5. What are the main advantages of using insertional inactivation for screening in genetic engineering?
The primary advantage of insertional inactivation is that it provides a powerful and often visual method for differentiating between recombinant and non-recombinant host cells. Instead of just confirming transformation (that the cell took up a plasmid), it specifically identifies cells that contain the plasmid with the desired foreign DNA insert. The blue-white screening method, in particular, is advantageous because it avoids the cumbersome process of replica plating required for selection with two antibiotic markers.
6. Why is blue-white screening generally considered a more efficient selection method than using two antibiotic resistance markers like in pBR322?
Blue-white screening is considered more efficient because it allows for the direct, one-step visual identification of recombinants on a single plate. In contrast, using a vector like pBR322 requires a two-step process called replica plating. First, all transformants are grown on a medium containing ampicillin. Then, these colonies must be transferred in the exact same pattern to another plate containing tetracycline. Identifying the colonies that did not grow on the second plate is cumbersome, time-consuming, and prone to error. The single-plate visual differentiation of blue and white colonies is much simpler and faster.
7. What would be the outcome if the foreign DNA was inserted into the plasmid at a location other than a selectable marker gene?
If the foreign DNA were inserted into a plasmid at a site that is not part of a selectable marker gene, the process of insertional inactivation would not occur. The selectable marker (e.g., lacZ or tetR) would remain fully functional. Consequently, the host bacterium would exhibit the traits of a non-recombinant (e.g., it would form a blue colony or show resistance to both antibiotics). This would make it impossible to distinguish these transformed cells from the non-recombinant ones using this screening method, defeating the purpose of the technique.

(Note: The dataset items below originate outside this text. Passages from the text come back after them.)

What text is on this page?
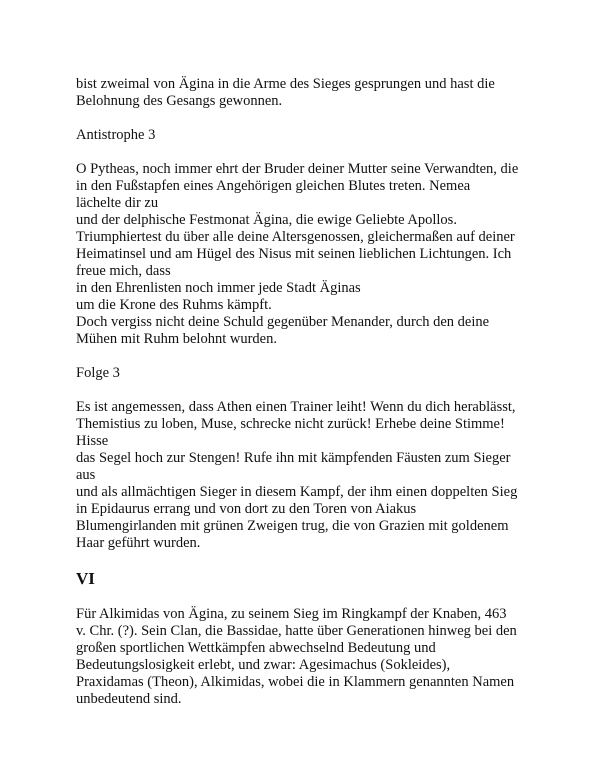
bist zweimal von Ägina in die Arme des Sieges gesprungen und hast die
Belohnung des Gesangs gewonnen.
Antistrophe 3
O Pytheas, noch immer ehrt der Bruder deiner Mutter seine Verwandten, die
in den Fußstapfen eines Angehörigen gleichen Blutes treten. Nemea
lächelte dir zu
und der delphische Festmonat Ägina, die ewige Geliebte Apollos.
Triumphiertest du über alle deine Altersgenossen, gleichermaßen auf deiner
Heimatinsel und am Hügel des Nisus mit seinen lieblichen Lichtungen. Ich
freue mich, dass
in den Ehrenlisten noch immer jede Stadt Äginas
um die Krone des Ruhms kämpft.
Doch vergiss nicht deine Schuld gegenüber Menander, durch den deine
Mühen mit Ruhm belohnt wurden.
Folge 3
Es ist angemessen, dass Athen einen Trainer leiht! Wenn du dich herablässt,
Themistius zu loben, Muse, schrecke nicht zurück! Erhebe deine Stimme!
Hisse
das Segel hoch zur Stengen! Rufe ihn mit kämpfenden Fäusten zum Sieger
aus
und als allmächtigen Sieger in diesem Kampf, der ihm einen doppelten Sieg
in Epidaurus errang und von dort zu den Toren von Aiakus
Blumengirlanden mit grünen Zweigen trug, die von Grazien mit goldenem
Haar geführt wurden.
VI
Für Alkimidas von Ägina, zu seinem Sieg im Ringkampf der Knaben, 463
v. Chr. (?). Sein Clan, die Bassidae, hatte über Generationen hinweg bei den
großen sportlichen Wettkämpfen abwechselnd Bedeutung und
Bedeutungslosigkeit erlebt, und zwar: Agesimachus (Sokleides),
Praxidamas (Theon), Alkimidas, wobei die in Klammern genannten Namen
unbedeutend sind.
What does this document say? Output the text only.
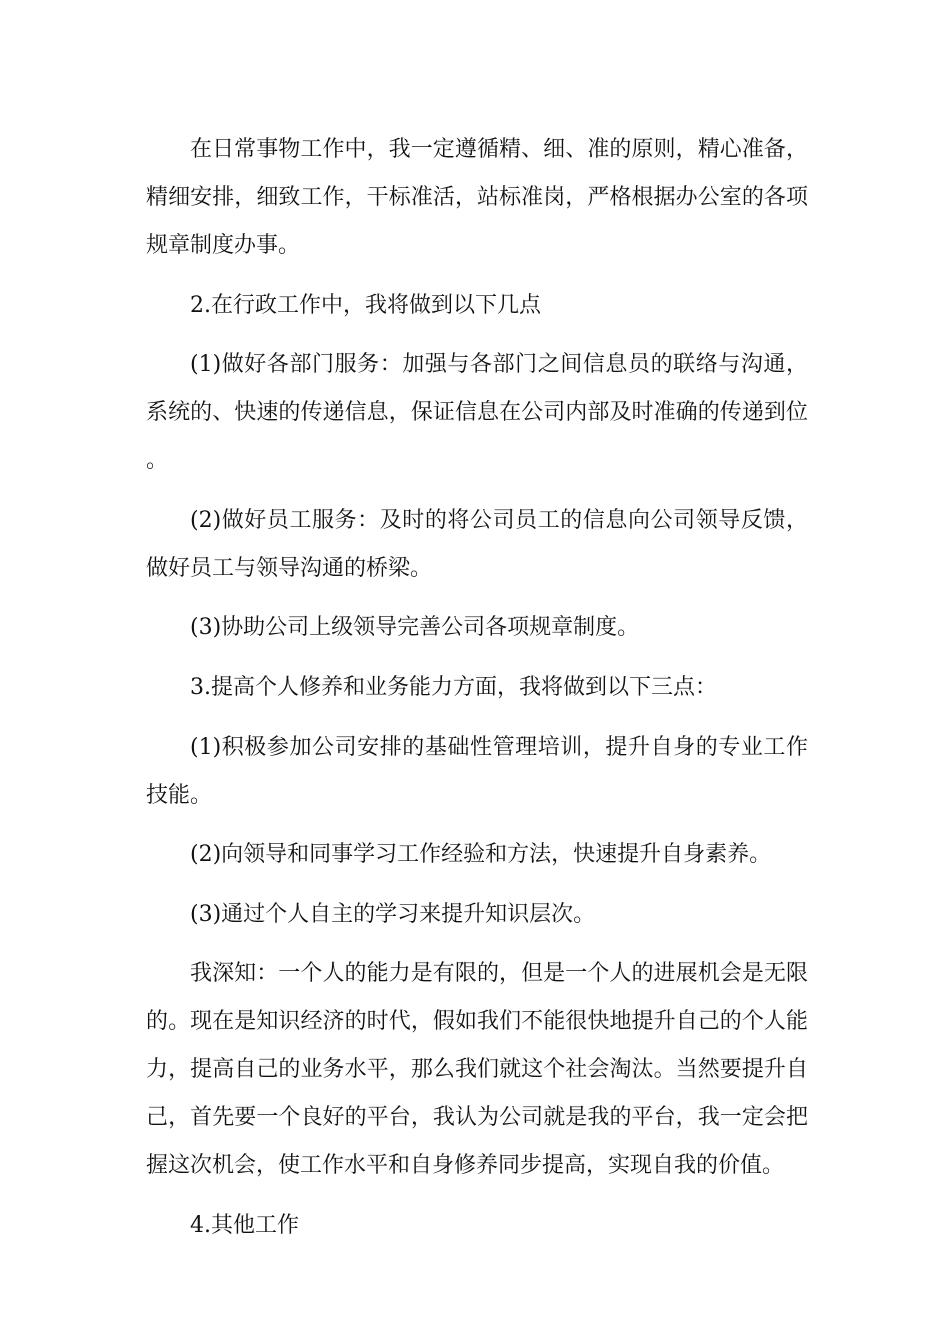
在日常事物工作中，我一定遵循精、细、准的原则，精心准备，精细安排，细致工作，干标准活，站标准岗，严格根据办公室的各项规章制度办事。

2.在行政工作中，我将做到以下几点

(1)做好各部门服务：加强与各部门之间信息员的联络与沟通，系统的、快速的传递信息，保证信息在公司内部及时准确的传递到位。

(2)做好员工服务：及时的将公司员工的信息向公司领导反馈，做好员工与领导沟通的桥梁。

(3)协助公司上级领导完善公司各项规章制度。

3.提高个人修养和业务能力方面，我将做到以下三点：

(1)积极参加公司安排的基础性管理培训，提升自身的专业工作技能。

(2)向领导和同事学习工作经验和方法，快速提升自身素养。

(3)通过个人自主的学习来提升知识层次。

我深知：一个人的能力是有限的，但是一个人的进展机会是无限的。现在是知识经济的时代，假如我们不能很快地提升自己的个人能力，提高自己的业务水平，那么我们就这个社会淘汰。当然要提升自己，首先要一个良好的平台，我认为公司就是我的平台，我一定会把握这次机会，使工作水平和自身修养同步提高，实现自我的价值。

4.其他工作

8. Can any gene be used as a selectable marker for insertional inactivation, or are there specific requirements?
Not just any gene can be used. A gene must have specific characteristics to be an effective selectable marker for insertional inactivation:
- It must produce a readily observable phenotype, such as antibiotic resistance or a color change, that is easy to screen for.
- The gene must contain one or more unique restriction sites within its coding sequence. This allows a foreign DNA fragment, cut with the same restriction enzyme, to be inserted specifically into that gene, ensuring its inactivation.
- The loss of its function upon insertion must not be lethal to the host cell, allowing the recombinant cells to survive for identification.